Este estudio, así como otros recientes (Repacholi et al., 2003), denota un viraje en la
generalizada creencia sobre el egoísmo inherente a la edad preescolar, cuyos orígenes pueden
rastrearse en las premisas piagetianas sobre la epistemología genética. En el presente caso, los
valores reportados como media y desviación estándar para cada escala demuestran que las
docentes sí pudieron identificar conductas prosociales frecuentes que sugieren que el cotidiano
involucramiento de los estudiantes preescolares en acciones ligadas a la búsqueda del bienestar
de los demás.
Este estudio aporta nuevo conocimiento en tanto no existía precedente de estudios que
relacionen el comportamiento prosocial y el maquiavelismo. Esta investigación aumenta el
conocimiento de las variables estudiadas (con datos basados en población costarricense) y aporta
argumentos a favor de la validez y confiabilidad de los instrumentos aplicados.
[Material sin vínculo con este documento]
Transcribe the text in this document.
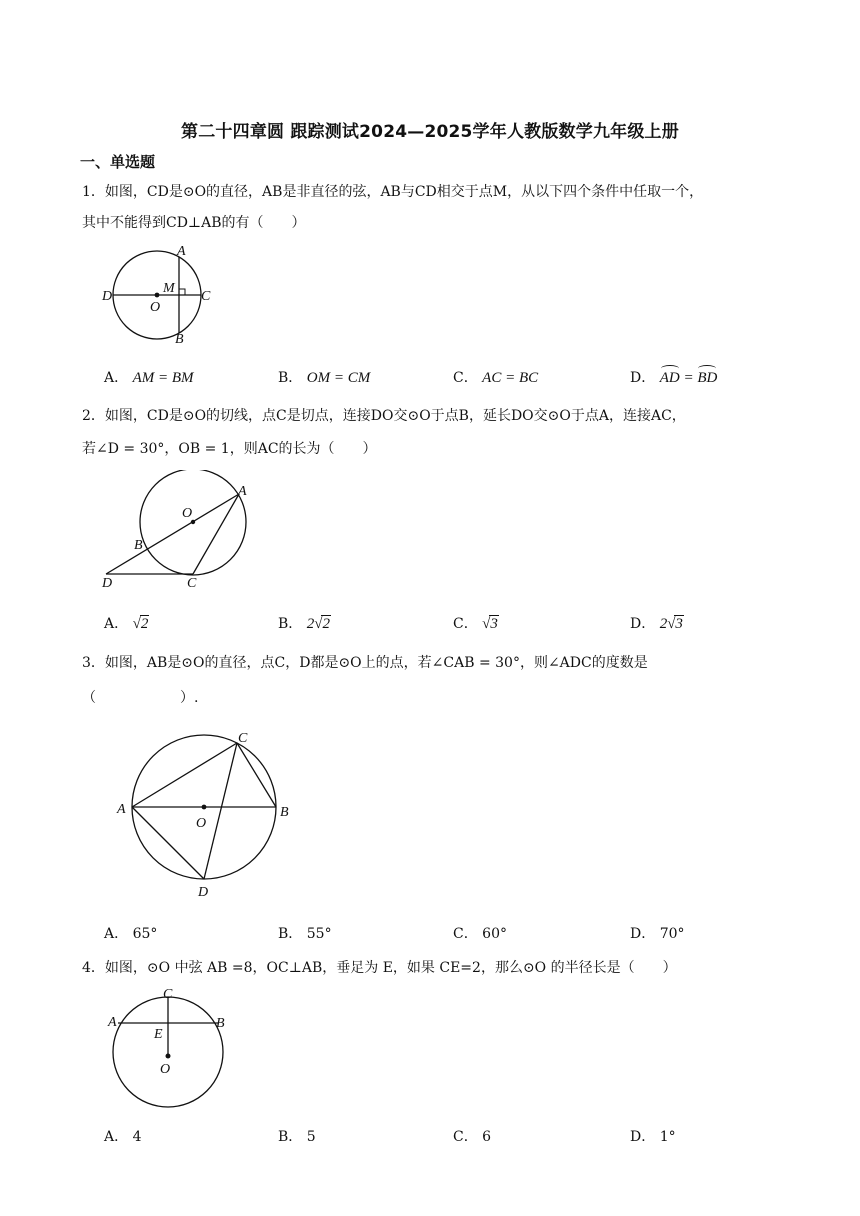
第二十四章圆 跟踪测试2024—2025学年人教版数学九年级上册
一、单选题
1．如图，CD是⊙O的直径，AB是非直径的弦，AB与CD相交于点M，从以下四个条件中任取一个，
其中不能得到CD⊥AB的有（　　）
A
B
C
D
M
O
A． AM = BM	B． OM = CM	C． AC = BC	D． AD = BD
2．如图，CD是⊙O的切线，点C是切点，连接DO交⊙O于点B，延长DO交⊙O于点A，连接AC，
若∠D = 30°，OB = 1，则AC的长为（　　）
A
B
C
D
O
A． √2	B． 2√2	C． √3	D． 2√3
3．如图，AB是⊙O的直径，点C，D都是⊙O上的点，若∠CAB = 30°，则∠ADC的度数是
（　　　　　　）.
A	B
C
D
O
A． 65°	B． 55°	C． 60°	D． 70°
4．如图，⊙O 中弦 AB =8，OC⊥AB，垂足为 E，如果 CE=2，那么⊙O 的半径长是（　　）
C
A	B
E
O
A． 4	B． 5	C． 6	D． 1°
Lo anterior resalta
las ventajas de una metodología económica en términos de tiempo y recursos. Finalmente, la
verificación de la expectativa inicial respecto a la relación negativa entre el Comportamiento


72

Prosocial y el Comportamiento Maquiavélica es una llamativa invitación al estudio de nuevas
variables que puedan estar asociadas con dichos constructos, especialmente de aquellas que
puedan contribuir al quehacer de la investigación psicológica.
En el nivel teórico, se logró encontrar que el comportamiento prosocial consiste en cualquier
acto que implique la intención de beneficiar a otra persona o grupo de personas. Dichos actos
incluyen conductas como ayudar, apoyar, compartir y manifestar afecto a otros (Persson, 2004;
A.P.A., 2007). Los factores individuales que influyen en este comportamiento incluyen la
empatía, regulación emocional y motivaciones. Los factores sociales que favorecen abarcan un
estilo de crianza autoritativo, vínculo seguro con familiares y modelamiento de parte de adultos y
pares cercanos. De igual manera, el contexto cultural tiene influencia sobre el comportamiento,
no así el sexo del niño o niña.
También se concluye a partir de los datos teóricos, que el maquiavelismo se distingue por una
disposición para buscar objetivos personales incluso por encima de los derechos de las otras
personas. Dentro de las características centrales de este comportamiento se destacan la
disposición para utilizar cualquier medio para alcanzar sus propios propósitos, interés sólo por sí
mismo, tendencia a mentirle a otros con el fin de manipularlos, mayor tendencia a desconfiar de
otros, adulación y se busca ser el mejor en contexto de competencia (McIlawain, 2003; Repacholi
et al., 2003). Los factores individuales incluyen las características personales como la tendencia a
la alexitimia, diversas motivaciones. Los factores sociales contemplan estilos de crianza
(caracterizados por la disciplina inadecuada, castigo físico y negligencia) y vínculo inseguro con
familiares y/o cuidadores. Estudios demuestran que los varones presentan más frecuencia de este
comportamiento.
Además, se logra concluir que en el ámbito nacional solamente se localiza un estudio que
incluye conductas prosociales y conductas maquiavélicas al mismo tiempo y dos estudios sobre
conductas prosociales en preescolares. En el ámbito internacional se lograron ubicar 16 estudios
en población preescolar y cuatro investigaciones sobre maquiavelismo en niños (sólo una de ellas
en preescolares).


73

Desde el ámbito académico se observa que este estudio aportó un incremento en diversidad de
temas en las tesis con las que cuenta la Universidad Católica Anselmo Llorente y La Fuente.
En definitiva, la etapa preescolar representa desafíos con un alto grado de complejidad
cognitiva y emocional para el estudiante. Lo anterior implica, a su vez, procesos de percepción,
interpretación, clasificación y juicio sobre el propio comportamiento social y el de los otros
(A.P.A., 2007).
Recomendaciones

A raíz de las conclusiones mencionadas, se recomienda seguir utilizando la versión 2009 de
las escalas ECPRO y EMach, que la confiabilidad interna que arrojaron fue excelente.
También se considera recomendable analizar el cuarto factor arrojado con el nombre
“Lenguaje distintivo hacia figuras de autoridad” por la escala EMach, de forma que se pueda
determinar a qué se debió que los dos ítems relacionados con el empleo de lenguaje distintivo
hacia figuras de autoridad, cargaron en un factor aparte, pero con la segunda mejor explicación de
la varianza.

Respecto a la escala ECPRO se aconseja agregar ítems que aludan a otras categorías relativas
al comportamiento prosocial, tales como compartir social y compartir objetos.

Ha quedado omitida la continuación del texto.